Barber, an expert shooter and a small-arms instructor certified by the National Rifle Association, even visited a Remington research facility in Kentucky and tested the new designs himself.
The company designed the new fire-control mechanism — the X-Mark Pro — and began installing it in new models in 2006, but it reneged on the part of the deal to halt production of the old, defective mechanism, Barber said.
In the meantime, Barber continued to speak out about his concerns and to compile documents on the company and its rifle. He was a major source in CNBC’s hourlong 2010 documentary, which relied heavily on his research and opinions.
Barber had long thought Remington might be concealing its prior knowledge about possible defects in the trigger mechanism, but he said he didn’t realize the depth of Remington’s deception until the past year, as he reviewed a batch of records and court filings from a 1991 lawsuit filed against Remington by the Aleksich family of Butte.
The Aleksich lawsuit was over a 1988 incident similar to the one that killed Barber’s son. Fourteen-year-old Brent Aleksich was shot through both legs by his brother, Brock, when the Remington 700 that Brock was holding fired after he released the safety, the lawsuit said.

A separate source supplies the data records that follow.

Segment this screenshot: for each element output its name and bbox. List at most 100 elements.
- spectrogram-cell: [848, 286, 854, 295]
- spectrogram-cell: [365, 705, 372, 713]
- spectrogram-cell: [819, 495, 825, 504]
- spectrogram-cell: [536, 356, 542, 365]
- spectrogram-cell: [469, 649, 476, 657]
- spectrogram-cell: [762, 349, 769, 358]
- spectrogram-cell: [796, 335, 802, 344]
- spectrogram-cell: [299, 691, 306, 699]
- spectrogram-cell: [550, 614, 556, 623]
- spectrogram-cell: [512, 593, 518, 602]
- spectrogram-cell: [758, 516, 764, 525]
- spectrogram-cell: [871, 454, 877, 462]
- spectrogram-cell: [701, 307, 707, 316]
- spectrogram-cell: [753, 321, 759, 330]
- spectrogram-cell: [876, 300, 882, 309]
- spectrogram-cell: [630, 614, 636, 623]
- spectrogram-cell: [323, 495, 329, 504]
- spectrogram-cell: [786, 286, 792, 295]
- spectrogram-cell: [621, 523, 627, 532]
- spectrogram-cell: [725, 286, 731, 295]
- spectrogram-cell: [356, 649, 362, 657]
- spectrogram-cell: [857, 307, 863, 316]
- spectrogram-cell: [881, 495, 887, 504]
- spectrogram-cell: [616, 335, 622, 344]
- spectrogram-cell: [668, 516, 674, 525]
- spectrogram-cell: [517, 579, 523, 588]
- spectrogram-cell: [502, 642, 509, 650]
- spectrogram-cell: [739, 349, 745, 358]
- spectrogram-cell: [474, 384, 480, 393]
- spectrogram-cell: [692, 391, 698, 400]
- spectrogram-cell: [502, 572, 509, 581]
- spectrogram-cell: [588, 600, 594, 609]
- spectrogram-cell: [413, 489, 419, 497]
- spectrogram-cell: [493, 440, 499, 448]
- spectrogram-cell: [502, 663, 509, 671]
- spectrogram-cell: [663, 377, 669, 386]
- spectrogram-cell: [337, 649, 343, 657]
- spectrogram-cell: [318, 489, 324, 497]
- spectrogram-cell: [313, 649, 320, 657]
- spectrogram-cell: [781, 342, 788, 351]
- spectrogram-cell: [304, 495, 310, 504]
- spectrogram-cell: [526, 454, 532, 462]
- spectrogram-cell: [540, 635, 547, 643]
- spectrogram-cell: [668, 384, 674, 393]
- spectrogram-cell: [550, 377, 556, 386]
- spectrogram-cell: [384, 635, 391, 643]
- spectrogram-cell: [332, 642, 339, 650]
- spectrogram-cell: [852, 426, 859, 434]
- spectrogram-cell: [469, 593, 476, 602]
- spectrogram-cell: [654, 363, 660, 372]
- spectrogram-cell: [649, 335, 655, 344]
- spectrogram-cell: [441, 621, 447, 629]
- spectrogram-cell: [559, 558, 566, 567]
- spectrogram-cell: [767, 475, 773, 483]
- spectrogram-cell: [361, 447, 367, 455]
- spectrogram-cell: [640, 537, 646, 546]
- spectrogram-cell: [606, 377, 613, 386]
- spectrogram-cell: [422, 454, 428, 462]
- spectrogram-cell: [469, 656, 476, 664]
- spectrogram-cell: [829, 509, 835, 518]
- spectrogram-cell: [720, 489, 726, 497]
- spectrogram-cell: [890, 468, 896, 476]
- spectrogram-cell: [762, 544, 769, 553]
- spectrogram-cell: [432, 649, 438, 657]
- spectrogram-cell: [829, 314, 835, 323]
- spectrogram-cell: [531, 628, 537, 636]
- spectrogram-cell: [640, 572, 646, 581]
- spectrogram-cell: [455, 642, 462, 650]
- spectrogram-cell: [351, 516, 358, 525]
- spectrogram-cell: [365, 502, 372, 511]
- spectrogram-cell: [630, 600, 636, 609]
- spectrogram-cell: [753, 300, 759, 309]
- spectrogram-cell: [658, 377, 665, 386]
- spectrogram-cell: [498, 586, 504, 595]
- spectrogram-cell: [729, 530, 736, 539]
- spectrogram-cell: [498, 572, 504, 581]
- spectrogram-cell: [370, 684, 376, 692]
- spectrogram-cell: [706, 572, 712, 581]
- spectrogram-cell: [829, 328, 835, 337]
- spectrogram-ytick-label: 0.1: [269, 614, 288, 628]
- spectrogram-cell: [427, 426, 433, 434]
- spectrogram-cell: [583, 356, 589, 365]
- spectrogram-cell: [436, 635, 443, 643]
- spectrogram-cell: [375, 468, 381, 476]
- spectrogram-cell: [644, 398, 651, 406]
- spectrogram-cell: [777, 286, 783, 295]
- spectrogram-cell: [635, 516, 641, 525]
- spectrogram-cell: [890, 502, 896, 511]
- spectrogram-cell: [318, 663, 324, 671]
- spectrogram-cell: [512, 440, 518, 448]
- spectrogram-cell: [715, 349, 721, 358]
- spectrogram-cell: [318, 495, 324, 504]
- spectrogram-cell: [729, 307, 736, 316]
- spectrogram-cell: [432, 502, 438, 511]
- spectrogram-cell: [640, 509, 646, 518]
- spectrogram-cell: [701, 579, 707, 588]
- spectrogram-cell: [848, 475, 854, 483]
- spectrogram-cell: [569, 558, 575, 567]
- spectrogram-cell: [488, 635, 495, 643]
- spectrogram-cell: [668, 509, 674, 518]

The Aleksiches settled the suit with Remington in 1995. The settlement and many accompanying documents were sealed.
The documents were unsealed last year by U.S. District Judge Richard Cebull of Billings, in response to a petition filed by Barber.
Within those documents are company memos, internal reports and other items produced in connection with the Butte lawsuit that show Remington was well aware of problems with the Remington 700’s fire-control and trigger mechanism, Barber said.
For example, company gun examination reports from the 1970s showed that Model 700 rifles had fired when the safety is released when small metal shavings had “reduced the engagement to a dangerous level” on the trigger mechanism.
The company also had “gallery reports” on new rifles that had fired unintentionally in the manufacturing plant, in the hands of Remington’s own employees, the records showed.
The fraud, Barber alleged, was committed by Remington when it denied existence of these documents and did not produce them in pre-1995 lawsuits against the company, despite orders by courts to do so.
Barber also said Remington has defrauded the public by refusing to acknowledge defects in the rifle. He acquired an email from December 2005 in which Remington responded to a man whose daughter was injured by a Model 700 rifle that fired unintentionally, and said it was “not aware of the issue you experienced in the Model 700.”
“What they told that man was wrong,” Barber said. “And it endangers his life. They gave him false information and a false sense of security that the rifle was safe.”
Barber has said for years that Remington should recall the rifles with the defective fire-control mechanisms or, at the very least, warn the public about its potential danger of firing without the trigger being pulled.
Since the company has shown no inclination to do either, he said it’s time Remington was held accountable for what Barber sees as criminal deception that has killed and maimed many people — and will harm many more.
“There is a tremendous body of evidence that shows what they knew, when they knew it and what they did or didn’t do with that body of knowledge,” Barber said. “Anyone who relies on (Remington’s bad) information, it will lead to more injuries and death. I believe that’s criminal, not to mention unethical and immoral.”